Incorrect handling of truncated bounding boxes
Opened this issue · 3 comments
Hey, thanks for your tool! It's pretty useful. One thing I noticed though -- it only keeps labels if the following conditions hold:
- the center is in front of the camera
- the center is within
max_d
meters of the camera - the 2d bounding box corners are both within the image
I believe this is not the desired behavior for a KITTI-fied dataset, because even when the projected 2d-from-3d boxes are partially outside the frame (i.e. truncated), we still want to use the truncated versions as supervision. You can see in this video that KITTI keeps these boxes. I also believe this is standard practice in object recognition.
I think the right behavior is to keep the boxes if any corner is within the image frame. However, getting the 2D bbox in this case is more complicated. You probably want to find where the edges of the 3D bbox (projected to 2D) intersect the image border, and create a point set from the union of 1) the intersections of the 3D bbox edges with the image boundaries and 2) the remaining in-frame vertices of the 3D bbox, then take the min_x, min_y, max_x, max_y of that point set to get your 2D bbox.
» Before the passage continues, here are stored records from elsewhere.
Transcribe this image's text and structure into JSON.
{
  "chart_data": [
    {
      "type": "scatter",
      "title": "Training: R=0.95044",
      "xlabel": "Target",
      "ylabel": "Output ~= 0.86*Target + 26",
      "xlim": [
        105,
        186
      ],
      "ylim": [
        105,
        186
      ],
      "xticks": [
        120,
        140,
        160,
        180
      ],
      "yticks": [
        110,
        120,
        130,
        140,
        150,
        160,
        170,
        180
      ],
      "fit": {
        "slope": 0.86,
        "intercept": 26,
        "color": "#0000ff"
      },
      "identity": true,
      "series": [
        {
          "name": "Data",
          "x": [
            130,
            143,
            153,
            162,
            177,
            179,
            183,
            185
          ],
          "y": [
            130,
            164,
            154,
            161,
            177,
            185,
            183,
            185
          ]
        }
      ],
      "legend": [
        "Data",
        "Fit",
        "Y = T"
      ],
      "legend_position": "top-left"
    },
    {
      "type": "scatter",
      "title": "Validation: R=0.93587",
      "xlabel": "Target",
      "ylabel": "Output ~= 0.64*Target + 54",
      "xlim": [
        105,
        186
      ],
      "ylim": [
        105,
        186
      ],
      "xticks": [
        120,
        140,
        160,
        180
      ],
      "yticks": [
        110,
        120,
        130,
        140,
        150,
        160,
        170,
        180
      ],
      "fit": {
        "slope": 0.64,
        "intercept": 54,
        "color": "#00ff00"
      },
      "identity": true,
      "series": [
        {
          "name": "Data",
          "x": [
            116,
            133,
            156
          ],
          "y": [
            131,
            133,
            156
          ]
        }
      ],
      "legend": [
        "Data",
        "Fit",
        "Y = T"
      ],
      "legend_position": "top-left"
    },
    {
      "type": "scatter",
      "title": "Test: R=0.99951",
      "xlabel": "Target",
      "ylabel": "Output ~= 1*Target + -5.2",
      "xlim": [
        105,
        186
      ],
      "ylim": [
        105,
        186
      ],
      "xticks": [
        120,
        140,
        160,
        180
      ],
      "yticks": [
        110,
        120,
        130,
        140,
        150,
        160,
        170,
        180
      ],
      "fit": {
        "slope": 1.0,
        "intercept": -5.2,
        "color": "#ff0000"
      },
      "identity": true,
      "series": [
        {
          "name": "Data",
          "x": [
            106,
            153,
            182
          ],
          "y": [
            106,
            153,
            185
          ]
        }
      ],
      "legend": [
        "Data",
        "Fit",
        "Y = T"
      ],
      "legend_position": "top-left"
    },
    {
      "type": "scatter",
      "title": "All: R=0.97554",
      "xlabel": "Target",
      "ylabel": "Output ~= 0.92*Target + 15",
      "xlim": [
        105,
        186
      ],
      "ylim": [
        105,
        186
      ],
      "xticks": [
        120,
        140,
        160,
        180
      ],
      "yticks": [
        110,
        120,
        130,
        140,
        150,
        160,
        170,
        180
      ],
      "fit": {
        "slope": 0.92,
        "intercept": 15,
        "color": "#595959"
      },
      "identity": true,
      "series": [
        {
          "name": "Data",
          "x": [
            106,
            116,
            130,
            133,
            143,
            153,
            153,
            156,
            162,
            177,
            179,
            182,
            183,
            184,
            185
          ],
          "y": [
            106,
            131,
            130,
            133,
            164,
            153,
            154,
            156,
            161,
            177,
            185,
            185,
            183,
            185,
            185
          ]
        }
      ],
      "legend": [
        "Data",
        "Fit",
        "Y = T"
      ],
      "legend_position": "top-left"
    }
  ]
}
argoverse-kitti-adapter/adapter.py
Line 196 in 019eafa
Hi @seanremy,
Have you fixed this?
Hey @harishrithish7, I stopped using this repository for my work. However you may find this interesting: argoverse/argoverse-api#159
That way you can do all of your work in the native argoverse format, which should be a more sustainable approach. PR should be merged soon, we're just working out some final documentation/unit test stuff, so stay tuned!
Hey @seanremy, thanks for the quick response. Yes, it does seem promising! Waiting for the merge.